During the process, the car has to – as step one – pass emission/pollution test to see, whether the exhaust and catalytic converters are OK. Once passed, then the car proceeds to the second step – to the main station, where series of throughout tests follows. Brakes, suspension, all lights, horn, all important parts and overall status of the car. For instance – anything non-standard or without a road legal certificate or homologation paper will prevent the car from passing. Typically different wheels than listed in the car specs ID, exhaust without TÜV/ECE homologation, non-OEM suspension parts, auxiliary lights, LED bars etc. This all takes around 2 hours.

If the car is OK or has some small, non-dangering flaws, it’s road legal for another two years. If not, you can either fix those serious or dangerous issues found and listed in the protocol, or ditch the car. Depends on the severity of the fault and your possibilities.

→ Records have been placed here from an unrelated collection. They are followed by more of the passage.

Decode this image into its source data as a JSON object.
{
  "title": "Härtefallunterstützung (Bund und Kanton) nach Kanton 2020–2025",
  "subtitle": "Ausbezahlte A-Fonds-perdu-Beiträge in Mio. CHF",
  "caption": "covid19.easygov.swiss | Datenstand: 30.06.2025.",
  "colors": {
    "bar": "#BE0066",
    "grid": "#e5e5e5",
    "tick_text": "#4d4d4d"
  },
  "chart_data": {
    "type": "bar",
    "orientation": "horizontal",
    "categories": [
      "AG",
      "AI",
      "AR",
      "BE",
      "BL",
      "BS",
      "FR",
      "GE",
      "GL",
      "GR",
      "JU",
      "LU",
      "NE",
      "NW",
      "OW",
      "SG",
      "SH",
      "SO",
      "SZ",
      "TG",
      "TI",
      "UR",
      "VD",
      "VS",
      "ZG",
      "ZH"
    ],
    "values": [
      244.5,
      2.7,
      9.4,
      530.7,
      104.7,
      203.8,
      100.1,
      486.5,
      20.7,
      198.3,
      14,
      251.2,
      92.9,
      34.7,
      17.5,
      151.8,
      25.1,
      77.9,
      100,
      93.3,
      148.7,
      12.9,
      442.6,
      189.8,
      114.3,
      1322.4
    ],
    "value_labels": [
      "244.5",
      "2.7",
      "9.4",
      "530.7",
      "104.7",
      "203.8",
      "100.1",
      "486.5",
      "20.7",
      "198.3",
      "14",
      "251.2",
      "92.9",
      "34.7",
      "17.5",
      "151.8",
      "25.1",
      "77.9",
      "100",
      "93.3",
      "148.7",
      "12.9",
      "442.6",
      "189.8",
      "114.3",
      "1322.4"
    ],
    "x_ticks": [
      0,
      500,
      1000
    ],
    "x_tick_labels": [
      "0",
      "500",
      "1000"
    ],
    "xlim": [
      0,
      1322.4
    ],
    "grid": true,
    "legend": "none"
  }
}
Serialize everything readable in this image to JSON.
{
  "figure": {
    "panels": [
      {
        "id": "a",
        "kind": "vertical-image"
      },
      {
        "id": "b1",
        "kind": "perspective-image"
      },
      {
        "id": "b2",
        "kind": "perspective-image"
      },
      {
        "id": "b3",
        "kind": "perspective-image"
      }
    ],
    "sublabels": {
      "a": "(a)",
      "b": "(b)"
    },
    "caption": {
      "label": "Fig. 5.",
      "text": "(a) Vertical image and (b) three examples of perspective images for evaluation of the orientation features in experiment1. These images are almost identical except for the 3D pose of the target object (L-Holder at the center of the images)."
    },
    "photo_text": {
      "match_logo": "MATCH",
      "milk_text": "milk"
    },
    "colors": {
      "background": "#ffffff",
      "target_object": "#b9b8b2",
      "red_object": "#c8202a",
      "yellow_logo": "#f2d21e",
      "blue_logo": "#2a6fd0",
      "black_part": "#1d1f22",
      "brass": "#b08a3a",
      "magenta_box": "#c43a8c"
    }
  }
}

Feels great to say the M5 passed the checks with no issues at all. Solid as a rock. The only error listed in the “minor fault” section is an administrative hiccup made by some clerk 15 years ago. Because the weight and production data label in the car shows something, whereas the car ID shows something else. It’s only a difference in one number, however they had to take note of that. And there is no way of fixing, unless I’d go through administrative hell, getting basically all papers re-done. Not going to do that, really.